In this context, some scholars also point to the increasing prominence of NGOs and transnational civil society in global politics as enabling new forms of democratic representation and public accountability, and leading to increasing forms of public engagement with global governance (Dryzek 2011, 2012). This is facilitated by developments in communications technology and the growing prevalence of transnational media networks. While the prospects for a formal electoral democracy at a global level are not strong, these forms of public engagement are democratic in the broader sense of attempting to moderate and hold authority to account that demonstrate some emerging potential for democratic practice beyond the state (Goodin 2010; Keane 2011). The growing numbers of NGOs, monitoring agencies, and global forms of media and communications have created political spaces beyond any one nation-state where state officials and representatives of IGOs often explain and give reasons for their decisions. In these spaces, citizens can engage or witness public discussion involving contests between competing arguments that informs their political views and choices.
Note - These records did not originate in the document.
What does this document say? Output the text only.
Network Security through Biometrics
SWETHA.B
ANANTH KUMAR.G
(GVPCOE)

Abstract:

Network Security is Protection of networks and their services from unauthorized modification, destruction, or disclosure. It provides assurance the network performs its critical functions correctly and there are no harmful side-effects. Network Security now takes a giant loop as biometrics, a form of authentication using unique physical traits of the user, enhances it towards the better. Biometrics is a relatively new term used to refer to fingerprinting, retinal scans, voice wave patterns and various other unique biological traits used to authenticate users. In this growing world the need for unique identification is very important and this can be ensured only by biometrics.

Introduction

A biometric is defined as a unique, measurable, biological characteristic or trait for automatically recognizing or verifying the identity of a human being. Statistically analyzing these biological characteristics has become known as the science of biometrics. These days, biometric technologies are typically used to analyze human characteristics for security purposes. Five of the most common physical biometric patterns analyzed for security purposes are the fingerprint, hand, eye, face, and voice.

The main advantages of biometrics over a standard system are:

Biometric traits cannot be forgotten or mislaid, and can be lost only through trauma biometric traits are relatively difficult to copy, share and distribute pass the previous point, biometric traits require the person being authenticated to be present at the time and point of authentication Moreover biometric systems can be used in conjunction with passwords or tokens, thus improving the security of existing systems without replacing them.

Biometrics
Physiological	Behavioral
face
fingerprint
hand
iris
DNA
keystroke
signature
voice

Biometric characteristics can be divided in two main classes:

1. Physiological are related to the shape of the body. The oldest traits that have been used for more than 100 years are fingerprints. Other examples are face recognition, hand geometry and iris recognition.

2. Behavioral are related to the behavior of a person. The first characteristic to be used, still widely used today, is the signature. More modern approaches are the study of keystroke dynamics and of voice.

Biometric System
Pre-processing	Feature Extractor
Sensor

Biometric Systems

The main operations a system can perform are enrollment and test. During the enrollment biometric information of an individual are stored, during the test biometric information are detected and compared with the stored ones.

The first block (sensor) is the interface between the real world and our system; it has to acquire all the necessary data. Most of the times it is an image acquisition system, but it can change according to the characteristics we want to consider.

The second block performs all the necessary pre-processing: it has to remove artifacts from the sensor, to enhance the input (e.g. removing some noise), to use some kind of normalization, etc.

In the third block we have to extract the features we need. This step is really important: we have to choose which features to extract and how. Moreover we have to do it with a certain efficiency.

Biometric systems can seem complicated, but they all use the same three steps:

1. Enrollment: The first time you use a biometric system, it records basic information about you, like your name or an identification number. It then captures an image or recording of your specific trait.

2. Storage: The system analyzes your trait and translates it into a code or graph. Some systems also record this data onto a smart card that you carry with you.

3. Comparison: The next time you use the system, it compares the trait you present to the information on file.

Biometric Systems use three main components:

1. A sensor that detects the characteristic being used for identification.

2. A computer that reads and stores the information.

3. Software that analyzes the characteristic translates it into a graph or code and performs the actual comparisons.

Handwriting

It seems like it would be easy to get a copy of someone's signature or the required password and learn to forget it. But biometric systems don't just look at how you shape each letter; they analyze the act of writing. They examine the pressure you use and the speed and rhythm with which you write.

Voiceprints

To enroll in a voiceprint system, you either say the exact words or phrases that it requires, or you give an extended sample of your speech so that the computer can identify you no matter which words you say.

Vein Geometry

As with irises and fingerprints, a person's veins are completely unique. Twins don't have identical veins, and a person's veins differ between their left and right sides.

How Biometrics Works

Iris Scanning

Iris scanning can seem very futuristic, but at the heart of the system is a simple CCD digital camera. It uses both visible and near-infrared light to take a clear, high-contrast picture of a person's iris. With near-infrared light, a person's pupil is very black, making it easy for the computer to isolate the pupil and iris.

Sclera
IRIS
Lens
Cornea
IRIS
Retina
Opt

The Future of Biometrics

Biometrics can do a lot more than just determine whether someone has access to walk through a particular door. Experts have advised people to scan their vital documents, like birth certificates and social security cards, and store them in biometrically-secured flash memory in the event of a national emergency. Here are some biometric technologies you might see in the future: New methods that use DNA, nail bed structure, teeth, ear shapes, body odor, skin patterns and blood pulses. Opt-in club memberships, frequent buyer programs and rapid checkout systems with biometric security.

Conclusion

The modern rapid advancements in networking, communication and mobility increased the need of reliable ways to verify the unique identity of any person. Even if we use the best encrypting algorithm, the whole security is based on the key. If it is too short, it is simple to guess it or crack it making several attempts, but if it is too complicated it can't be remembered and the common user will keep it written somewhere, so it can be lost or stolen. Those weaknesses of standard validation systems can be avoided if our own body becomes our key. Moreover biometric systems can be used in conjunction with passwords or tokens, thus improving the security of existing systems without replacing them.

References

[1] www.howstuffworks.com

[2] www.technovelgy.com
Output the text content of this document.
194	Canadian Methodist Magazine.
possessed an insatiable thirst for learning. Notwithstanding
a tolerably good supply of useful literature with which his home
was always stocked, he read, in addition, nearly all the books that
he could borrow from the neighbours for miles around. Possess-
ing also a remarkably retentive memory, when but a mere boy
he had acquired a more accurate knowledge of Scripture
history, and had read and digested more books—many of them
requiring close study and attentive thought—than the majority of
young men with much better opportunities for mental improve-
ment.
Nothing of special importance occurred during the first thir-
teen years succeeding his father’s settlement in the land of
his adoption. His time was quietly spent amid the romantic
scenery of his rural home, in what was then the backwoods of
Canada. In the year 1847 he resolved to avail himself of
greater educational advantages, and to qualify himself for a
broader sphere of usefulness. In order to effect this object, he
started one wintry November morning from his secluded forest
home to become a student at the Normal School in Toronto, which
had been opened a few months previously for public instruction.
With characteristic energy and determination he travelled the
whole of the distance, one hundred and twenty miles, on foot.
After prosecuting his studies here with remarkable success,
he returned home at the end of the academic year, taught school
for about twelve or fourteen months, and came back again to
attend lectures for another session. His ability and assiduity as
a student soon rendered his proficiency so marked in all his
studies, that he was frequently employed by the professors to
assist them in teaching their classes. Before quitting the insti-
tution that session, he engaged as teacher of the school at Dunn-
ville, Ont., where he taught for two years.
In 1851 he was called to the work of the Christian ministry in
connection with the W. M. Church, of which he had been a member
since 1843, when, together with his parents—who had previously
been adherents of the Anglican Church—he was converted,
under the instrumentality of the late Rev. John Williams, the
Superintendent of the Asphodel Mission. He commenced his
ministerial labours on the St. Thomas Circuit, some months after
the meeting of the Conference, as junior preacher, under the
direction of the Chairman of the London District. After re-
Recognizing emerging practices of transnational activism and civil society as potential signs of democratization does not imply an inevitable path toward global democracy, but it does widen our perspective beyond elections to see the possibilities for democracy in global governance.

Global Democratic Theory

Consequently, contemporary democratic theory engages in systematic reflection on the problems of existing forms of democratic practice within the state, as well as new possibilities offered by global governance and transnational civil society. This scholarship therefore opens up possibilities for forms of democracy which transcend the state. There are four key reasons why this type of scholarship is valuable, especially in response to contemporary globalization. First, a core focus of democratic theory is to examine the problems and controversies associated with existing forms of democratic practice. This involves forms of internal critique where a specific democratic practice is compared to its own guiding ideals, and also forms of external critique where a functioning democratic system is compared to the requirements of a prospective normative model of democracy. These critical inquiries can reveal gaps between what democracies claim they value and what they actually do, which can stimulate change and suggest conditions for improving the democratic quality of public life. Second, embedded in the vast majority of democratic theory is a deep respect for, and defence of, basic democratic values. While democratic values may be abridged or ignored in the cut and thrust of political life, democratic theory is a field of scholarship that affirms democratic values such as liberty, equality, accountability, civil society, and citizenship. Different scholars emphasize and interpret these values in often radically different ways, but there is underlying respect for democratic purposes and possibilities. In this way, democratic theory serves to remind citizens of the value of democracy and the reasons for adopting, safeguarding, and reforming it.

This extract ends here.